La clausola deve essere interpretata alla luce dell’art. 95, comma 10, del d.lgs. n. 50 del 2016, che prevede l’obbligatorietà dell’indicazione nell’offerta del costo della manodopera, volendo significare che, nel caso di specie, avendo la gara ad oggetto un accordo quadro, di natura meramente programmatoria, ed essendo, quindi, impossibile l’esatta quantificazione ex ante delle singole voci di costo che si riveleranno necessarie per l’esecuzione dei contratti di volta in volta conclusi, è sufficiente l’indicazione di un costo approssimativo della manodopera, che verrà in seguito specificato nei contratti applicativi.

Tanto premesso, e ricordando che il giudizio di congruità delle offerte, di cui all’art. 97 del d.lgs. n. 50 del 2016 è espressione paradigmatica di discrezionalità tecnica, sindacabile solo in caso di manifesta erroneità, irragionevolezza, difetto d’istruttoria e travisamento dei fatti, non potendo il giudice procedere ad una autonoma verifica dell’offerta e delle singole componenti, poiché ciò costituirebbe un’inammissibile invasione della sfera propria dell’amministrazione (cfr., da ultimo e fra le tante, Cons.
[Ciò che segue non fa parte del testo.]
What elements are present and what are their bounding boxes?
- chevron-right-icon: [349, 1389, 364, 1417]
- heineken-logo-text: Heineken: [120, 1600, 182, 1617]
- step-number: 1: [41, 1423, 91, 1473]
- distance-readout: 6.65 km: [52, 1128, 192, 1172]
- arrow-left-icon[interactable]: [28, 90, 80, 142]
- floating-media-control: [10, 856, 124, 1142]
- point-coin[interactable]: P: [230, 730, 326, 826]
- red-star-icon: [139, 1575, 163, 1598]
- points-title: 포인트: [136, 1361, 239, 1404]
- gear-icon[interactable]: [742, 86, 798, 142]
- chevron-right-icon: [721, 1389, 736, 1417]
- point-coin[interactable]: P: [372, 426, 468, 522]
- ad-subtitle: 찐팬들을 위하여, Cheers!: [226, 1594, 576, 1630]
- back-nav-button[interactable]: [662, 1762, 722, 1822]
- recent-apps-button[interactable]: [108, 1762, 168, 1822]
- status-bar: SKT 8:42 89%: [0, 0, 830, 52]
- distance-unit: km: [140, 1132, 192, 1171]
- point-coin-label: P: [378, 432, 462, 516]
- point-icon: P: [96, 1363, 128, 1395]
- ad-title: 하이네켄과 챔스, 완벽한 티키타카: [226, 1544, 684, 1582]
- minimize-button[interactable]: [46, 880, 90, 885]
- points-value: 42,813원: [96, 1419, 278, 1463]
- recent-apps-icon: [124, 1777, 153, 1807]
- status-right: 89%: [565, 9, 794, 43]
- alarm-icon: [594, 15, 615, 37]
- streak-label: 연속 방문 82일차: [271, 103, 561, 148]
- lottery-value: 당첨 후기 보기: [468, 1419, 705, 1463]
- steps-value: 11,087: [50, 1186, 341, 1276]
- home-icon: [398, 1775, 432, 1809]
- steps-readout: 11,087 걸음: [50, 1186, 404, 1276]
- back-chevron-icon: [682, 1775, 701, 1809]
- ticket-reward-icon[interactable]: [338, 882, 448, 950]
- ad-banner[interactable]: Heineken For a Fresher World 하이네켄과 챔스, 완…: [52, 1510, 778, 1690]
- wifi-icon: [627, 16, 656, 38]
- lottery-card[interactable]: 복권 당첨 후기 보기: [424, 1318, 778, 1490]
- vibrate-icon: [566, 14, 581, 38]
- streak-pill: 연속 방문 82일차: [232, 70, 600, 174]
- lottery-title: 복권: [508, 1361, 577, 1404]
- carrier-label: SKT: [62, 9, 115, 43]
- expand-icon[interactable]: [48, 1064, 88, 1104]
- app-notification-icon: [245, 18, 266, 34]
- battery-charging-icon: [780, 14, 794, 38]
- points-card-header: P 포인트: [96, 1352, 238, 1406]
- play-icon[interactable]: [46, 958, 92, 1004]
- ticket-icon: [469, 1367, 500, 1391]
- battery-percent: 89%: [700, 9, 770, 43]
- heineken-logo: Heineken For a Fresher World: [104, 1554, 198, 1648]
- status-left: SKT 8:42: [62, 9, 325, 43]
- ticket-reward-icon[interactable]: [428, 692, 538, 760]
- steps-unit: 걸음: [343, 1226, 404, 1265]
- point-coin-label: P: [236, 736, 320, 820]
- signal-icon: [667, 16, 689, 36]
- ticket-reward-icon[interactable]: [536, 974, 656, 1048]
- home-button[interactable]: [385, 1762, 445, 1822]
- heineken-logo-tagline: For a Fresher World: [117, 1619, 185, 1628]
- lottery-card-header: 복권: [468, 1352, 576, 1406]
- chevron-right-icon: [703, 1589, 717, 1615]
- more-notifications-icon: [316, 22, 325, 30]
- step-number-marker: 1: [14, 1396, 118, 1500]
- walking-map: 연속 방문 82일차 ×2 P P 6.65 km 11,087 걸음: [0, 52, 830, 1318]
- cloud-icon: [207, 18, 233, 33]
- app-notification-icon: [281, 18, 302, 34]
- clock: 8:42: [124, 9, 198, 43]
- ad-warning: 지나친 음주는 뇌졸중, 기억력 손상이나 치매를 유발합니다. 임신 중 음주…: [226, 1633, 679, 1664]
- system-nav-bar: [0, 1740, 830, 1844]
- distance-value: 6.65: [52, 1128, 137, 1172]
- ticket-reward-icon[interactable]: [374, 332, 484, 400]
Stato, V, 28 marzo 2022, n. 2269), nel caso di specie il costo della manodopera calcolato da xxxx non può ritenersi in alcun modo inattendibile, anche in ragione del fatto che l’appellante non ha dedotto la violazione dei minimi salariali stabiliti dai contratti collettivi. Tanto, a maggior ragione, nel caso di specie, per la natura meramente programmatoria dell’accordo quadro.

Ed invero, come risulta dal consolidato orientamento della giurisprudenza amministrativa, nelle gare pubbliche i valori del costo del lavoro risultanti dalle tabelle ministeriali costituiscono un semplice parametro di valutazione della congruità dell’offerta, con la conseguenza che l’eventuale scostamento delle voci di costo da quelle riassunte nelle tabelle ministeriali non legittima di per sé un giudizio di anomalia o di incongruità occorrendo, perché possa dubitarsi della sua congruità, che la discordanza sia considerevole e palesemente ingiustificata.

In particolare, il CCNL Edilizia Industria all’art. 21 prevede che gli operai comandati in trasferta nei settori delle riparazioni e manutenzioni stradali rimangono iscritti nella cassa edile di provenienza, fermo il diritto al rimborso delle spese di viaggio, vitto ed alloggio, eventualmente determinate in misura forfettaria.

Ne risulta la correttezza della quantificazione del costo medio orario del lavoro in base alla tabella di ………, luogo di provenienza degli operai, mentre, in relazione all’anno, l’ultimo aggiornamento della tabella, del 2019 con riferimento all’indizione della procedura di specie, prevede costi orari che, se posti in raffronto con quelli contenuti nella tabella del 2016 utilizzata da xxxx, presentano una differenza irrilevante, perché di poche decine di centesimi.

Con riferimento, invece, al diritto al rimborso delle spese di viaggio, vitto ed alloggio, eventualmente determinate in misura forfettaria, come statuito in maniera condivisibile dalla sentenza appellata – che non si è sostituita alla stazione appaltante, ma si è limitata a verificare la correttezza del giudizio della stessa – la stima delle spese generali, che sono state quantificate da xxxx nella misura del 20% rispetto alla percentuale del 5% prevista nella guida alle giustificazioni dalla stazione appaltante in considerazione della natura standardizzata dell’appalto, è ampiamente sufficiente ad assorbire i maggiori costi che derivano da tali voci, risultando, dunque, pienamente rispondenti a coerenza e logicità le giustificazioni rese dalla società aggiudicataria. Ciò, anche in considerazione della quota di utile indicata da xxxx, pari al 10% (rispetto al 3% stimato dalla stazione appaltante) e dunque stimabile, nel triennio, in circa euro 48.000,00 rispetto all’importo risultante dall’applicazione del ribasso offerto.